Data archiving is the process of moving data that is no longer actively used to a separate storage device for long-term retention. Archive data consists of older data that is still important to the organization and may be needed for future reference, as well as data that must be retained for regulatory compliance. Data archives are indexed and have search capabilities so files and parts of files can be easily located and retrieved.
Data archives are often confused with data backups, which are copies of data. Data backups are used as a data recovery mechanism that can be used to restore data in the event it is corrupted or destroyed. In contrast, data archives protect older information that is not needed for everyday operations but may have to be accessed occasionally. The data archives serve as a way of reducing primary storage consumption and related costs, rather than acting as a data recovery mechanism. Some data archives treat archive data as read-only to protect it from modification, while other data archiving products treat data as read / write. Data archiving is most suitable for data that must be retained due to operational or regulatory requirements, such as document files, email messages and possibly old database records.
Data archiving benefits
The greatest benefit of archiving data is that it reduces the cost of primary storage. Primary storage is typically expensive because a storage array must produce a sufficient level of IOPS to meet operational requirements for user read / write activity. In contrast, archive storage costs less because it is typically based on a low-performance, high-capacity storage medium.

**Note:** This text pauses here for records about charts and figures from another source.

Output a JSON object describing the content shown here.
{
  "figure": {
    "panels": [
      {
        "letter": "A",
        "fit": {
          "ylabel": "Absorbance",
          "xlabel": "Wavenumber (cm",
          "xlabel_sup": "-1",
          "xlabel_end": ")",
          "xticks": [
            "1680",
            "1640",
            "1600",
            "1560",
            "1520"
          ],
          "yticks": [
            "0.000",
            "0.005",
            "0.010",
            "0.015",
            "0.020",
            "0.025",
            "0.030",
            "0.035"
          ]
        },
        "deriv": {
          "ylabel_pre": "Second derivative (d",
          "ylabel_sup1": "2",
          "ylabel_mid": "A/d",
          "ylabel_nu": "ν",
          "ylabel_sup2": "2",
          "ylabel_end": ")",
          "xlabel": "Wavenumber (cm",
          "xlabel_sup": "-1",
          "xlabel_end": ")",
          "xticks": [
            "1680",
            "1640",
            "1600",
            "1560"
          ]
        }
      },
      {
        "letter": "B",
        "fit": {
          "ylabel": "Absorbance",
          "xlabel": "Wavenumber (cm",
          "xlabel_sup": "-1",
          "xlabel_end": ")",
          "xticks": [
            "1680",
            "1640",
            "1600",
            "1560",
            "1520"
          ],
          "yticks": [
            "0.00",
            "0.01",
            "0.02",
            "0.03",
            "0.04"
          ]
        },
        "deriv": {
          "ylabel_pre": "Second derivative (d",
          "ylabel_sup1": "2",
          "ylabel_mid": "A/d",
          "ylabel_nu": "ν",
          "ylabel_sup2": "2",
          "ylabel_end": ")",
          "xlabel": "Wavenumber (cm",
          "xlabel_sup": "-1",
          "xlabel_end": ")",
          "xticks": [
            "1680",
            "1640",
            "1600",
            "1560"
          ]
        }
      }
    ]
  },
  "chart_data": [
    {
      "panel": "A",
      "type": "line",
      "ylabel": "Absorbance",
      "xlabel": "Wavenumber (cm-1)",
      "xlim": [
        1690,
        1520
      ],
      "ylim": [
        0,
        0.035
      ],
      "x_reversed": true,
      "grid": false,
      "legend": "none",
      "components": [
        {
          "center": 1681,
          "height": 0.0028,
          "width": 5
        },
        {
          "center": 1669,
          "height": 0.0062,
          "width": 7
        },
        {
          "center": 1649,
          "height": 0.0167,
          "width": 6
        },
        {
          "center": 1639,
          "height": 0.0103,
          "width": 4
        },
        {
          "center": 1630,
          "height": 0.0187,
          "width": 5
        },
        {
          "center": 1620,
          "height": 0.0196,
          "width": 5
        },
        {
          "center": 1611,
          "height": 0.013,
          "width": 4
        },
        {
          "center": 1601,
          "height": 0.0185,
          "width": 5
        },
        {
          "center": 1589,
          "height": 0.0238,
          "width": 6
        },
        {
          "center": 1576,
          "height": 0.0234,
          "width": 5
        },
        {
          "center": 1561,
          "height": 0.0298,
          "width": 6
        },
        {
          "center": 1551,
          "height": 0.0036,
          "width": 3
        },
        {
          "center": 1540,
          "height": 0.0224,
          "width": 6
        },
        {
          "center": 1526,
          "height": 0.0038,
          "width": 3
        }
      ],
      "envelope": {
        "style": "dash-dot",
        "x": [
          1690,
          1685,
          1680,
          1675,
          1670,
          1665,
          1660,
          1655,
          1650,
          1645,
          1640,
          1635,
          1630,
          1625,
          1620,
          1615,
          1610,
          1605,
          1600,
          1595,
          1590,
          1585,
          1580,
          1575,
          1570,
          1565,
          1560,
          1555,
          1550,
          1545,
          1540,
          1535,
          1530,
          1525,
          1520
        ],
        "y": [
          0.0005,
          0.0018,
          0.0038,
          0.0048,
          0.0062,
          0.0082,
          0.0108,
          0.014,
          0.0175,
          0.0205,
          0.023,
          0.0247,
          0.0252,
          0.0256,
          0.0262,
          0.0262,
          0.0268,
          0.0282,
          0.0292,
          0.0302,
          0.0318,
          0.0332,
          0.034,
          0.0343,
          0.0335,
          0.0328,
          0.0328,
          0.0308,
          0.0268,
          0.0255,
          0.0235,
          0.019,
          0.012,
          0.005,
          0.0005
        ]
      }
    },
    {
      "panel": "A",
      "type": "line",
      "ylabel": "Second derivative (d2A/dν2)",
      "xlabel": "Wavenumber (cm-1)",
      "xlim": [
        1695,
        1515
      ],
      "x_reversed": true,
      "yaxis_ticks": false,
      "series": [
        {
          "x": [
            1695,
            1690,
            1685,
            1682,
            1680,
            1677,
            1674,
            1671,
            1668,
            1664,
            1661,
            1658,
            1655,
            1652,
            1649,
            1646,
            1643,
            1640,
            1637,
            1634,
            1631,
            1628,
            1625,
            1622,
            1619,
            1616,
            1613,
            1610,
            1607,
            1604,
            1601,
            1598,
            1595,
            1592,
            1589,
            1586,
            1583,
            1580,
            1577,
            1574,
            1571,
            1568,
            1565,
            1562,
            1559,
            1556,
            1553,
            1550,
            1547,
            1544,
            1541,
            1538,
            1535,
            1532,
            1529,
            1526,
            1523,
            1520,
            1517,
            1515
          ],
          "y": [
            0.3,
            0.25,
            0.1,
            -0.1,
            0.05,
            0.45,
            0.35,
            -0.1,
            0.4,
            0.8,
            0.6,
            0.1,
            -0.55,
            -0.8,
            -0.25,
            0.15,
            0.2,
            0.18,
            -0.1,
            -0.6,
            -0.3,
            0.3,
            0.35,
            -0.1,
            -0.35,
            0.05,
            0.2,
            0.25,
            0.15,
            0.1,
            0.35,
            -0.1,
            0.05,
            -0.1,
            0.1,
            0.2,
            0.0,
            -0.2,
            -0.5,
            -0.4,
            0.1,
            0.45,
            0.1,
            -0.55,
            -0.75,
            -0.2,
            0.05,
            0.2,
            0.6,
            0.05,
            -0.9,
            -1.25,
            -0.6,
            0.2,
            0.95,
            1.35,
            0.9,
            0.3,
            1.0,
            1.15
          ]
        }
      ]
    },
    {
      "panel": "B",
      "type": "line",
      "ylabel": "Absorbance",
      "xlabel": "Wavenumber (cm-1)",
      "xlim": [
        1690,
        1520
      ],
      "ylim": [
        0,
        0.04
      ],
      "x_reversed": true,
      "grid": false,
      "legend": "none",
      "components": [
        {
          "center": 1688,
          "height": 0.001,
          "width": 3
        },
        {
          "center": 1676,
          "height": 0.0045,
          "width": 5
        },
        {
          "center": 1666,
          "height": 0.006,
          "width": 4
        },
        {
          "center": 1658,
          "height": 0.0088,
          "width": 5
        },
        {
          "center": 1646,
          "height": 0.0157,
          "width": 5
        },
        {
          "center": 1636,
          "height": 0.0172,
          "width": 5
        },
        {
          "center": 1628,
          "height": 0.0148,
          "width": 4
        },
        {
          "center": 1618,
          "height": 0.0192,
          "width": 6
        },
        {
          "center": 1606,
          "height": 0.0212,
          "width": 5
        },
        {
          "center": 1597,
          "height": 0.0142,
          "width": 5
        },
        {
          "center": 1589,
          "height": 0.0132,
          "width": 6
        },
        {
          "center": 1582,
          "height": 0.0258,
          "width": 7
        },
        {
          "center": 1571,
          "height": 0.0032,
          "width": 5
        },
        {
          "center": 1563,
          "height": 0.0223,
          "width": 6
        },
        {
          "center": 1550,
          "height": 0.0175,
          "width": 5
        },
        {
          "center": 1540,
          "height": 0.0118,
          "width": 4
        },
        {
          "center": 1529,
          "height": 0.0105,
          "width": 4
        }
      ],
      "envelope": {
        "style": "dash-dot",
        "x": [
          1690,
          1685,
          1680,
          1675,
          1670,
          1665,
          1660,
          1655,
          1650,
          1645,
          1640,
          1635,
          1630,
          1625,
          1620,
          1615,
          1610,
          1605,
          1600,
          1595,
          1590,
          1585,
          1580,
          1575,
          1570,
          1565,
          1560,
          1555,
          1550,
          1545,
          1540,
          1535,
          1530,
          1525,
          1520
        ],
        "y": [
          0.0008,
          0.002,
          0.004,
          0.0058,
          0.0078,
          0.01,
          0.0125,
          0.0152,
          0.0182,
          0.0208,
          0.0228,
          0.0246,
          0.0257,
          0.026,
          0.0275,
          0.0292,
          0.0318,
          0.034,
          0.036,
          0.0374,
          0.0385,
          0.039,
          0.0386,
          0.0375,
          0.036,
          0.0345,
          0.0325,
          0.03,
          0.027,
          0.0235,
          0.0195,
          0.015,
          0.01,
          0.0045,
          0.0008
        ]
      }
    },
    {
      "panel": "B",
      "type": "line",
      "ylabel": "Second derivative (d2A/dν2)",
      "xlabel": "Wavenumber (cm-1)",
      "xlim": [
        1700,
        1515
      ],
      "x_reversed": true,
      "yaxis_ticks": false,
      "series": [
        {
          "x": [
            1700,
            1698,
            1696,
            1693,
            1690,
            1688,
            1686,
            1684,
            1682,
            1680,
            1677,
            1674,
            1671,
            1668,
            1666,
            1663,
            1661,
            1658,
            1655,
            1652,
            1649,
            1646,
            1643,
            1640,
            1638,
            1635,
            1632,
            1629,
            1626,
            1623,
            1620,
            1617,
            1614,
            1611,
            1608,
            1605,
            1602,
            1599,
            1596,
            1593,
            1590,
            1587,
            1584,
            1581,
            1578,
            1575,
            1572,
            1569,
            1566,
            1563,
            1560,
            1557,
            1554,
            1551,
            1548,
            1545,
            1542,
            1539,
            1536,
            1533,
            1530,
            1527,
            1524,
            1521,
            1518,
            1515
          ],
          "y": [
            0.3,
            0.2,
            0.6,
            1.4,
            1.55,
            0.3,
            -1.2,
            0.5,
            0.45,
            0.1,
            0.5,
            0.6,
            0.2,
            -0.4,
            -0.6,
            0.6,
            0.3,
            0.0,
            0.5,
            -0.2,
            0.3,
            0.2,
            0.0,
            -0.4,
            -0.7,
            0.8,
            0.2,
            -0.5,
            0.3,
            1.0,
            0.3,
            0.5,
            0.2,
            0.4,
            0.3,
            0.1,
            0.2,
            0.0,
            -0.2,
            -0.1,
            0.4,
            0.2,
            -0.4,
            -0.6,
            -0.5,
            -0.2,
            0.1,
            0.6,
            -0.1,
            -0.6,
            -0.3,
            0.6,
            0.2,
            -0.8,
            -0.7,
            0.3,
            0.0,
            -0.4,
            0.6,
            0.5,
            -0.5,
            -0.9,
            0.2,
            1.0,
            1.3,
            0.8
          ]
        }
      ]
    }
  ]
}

Archive storage also reduces the volume of data that must be backed up. Removing infrequently accessed data from the backup data set improves backup and restore performance, and lowers secondary storage costs.
Online vs. offline data storage
Data archives take a number of different forms. Some systems make use of online data storage, which places archive data onto disk systems where it is readily accessible. Archives are frequently file-based, but object storage is growing in popularity.
Other archival systems use offline data storage in which archive data is written to tape or other removable media using data archiving software rather than being kept online. Because tape can be removed, tape-based archives consume far less power than disk systems. This translates to lower archive storage costs.
Cloud storage is another possible archive target. Amazon Glacier, for example, is designed for data archiving. Cloud storage is inexpensive but requires an ongoing investment. In addition, costs can grow over time as more data is added to the cloud archive.
Data archiving and data lifecycle management
The archival process is almost always automated using archiving software. The capabilities of such software vary from one vendor to the next, but generally speaking the software will automatically move aging data to the archives according to a data archival policy set by the storage administrator. This policy may also include specific retention requirements for each type of data. Some archiving software will automatically purge data from the archives once it has exceeded the lifespan mandated by the organization's data retention policy. Many backup software platforms are adding archiving functionality to their products. Depending on your needs, this can be a cost-effective and efficient way to archive data. However, these products may not include all of the functionality found in a dedicated archive software product.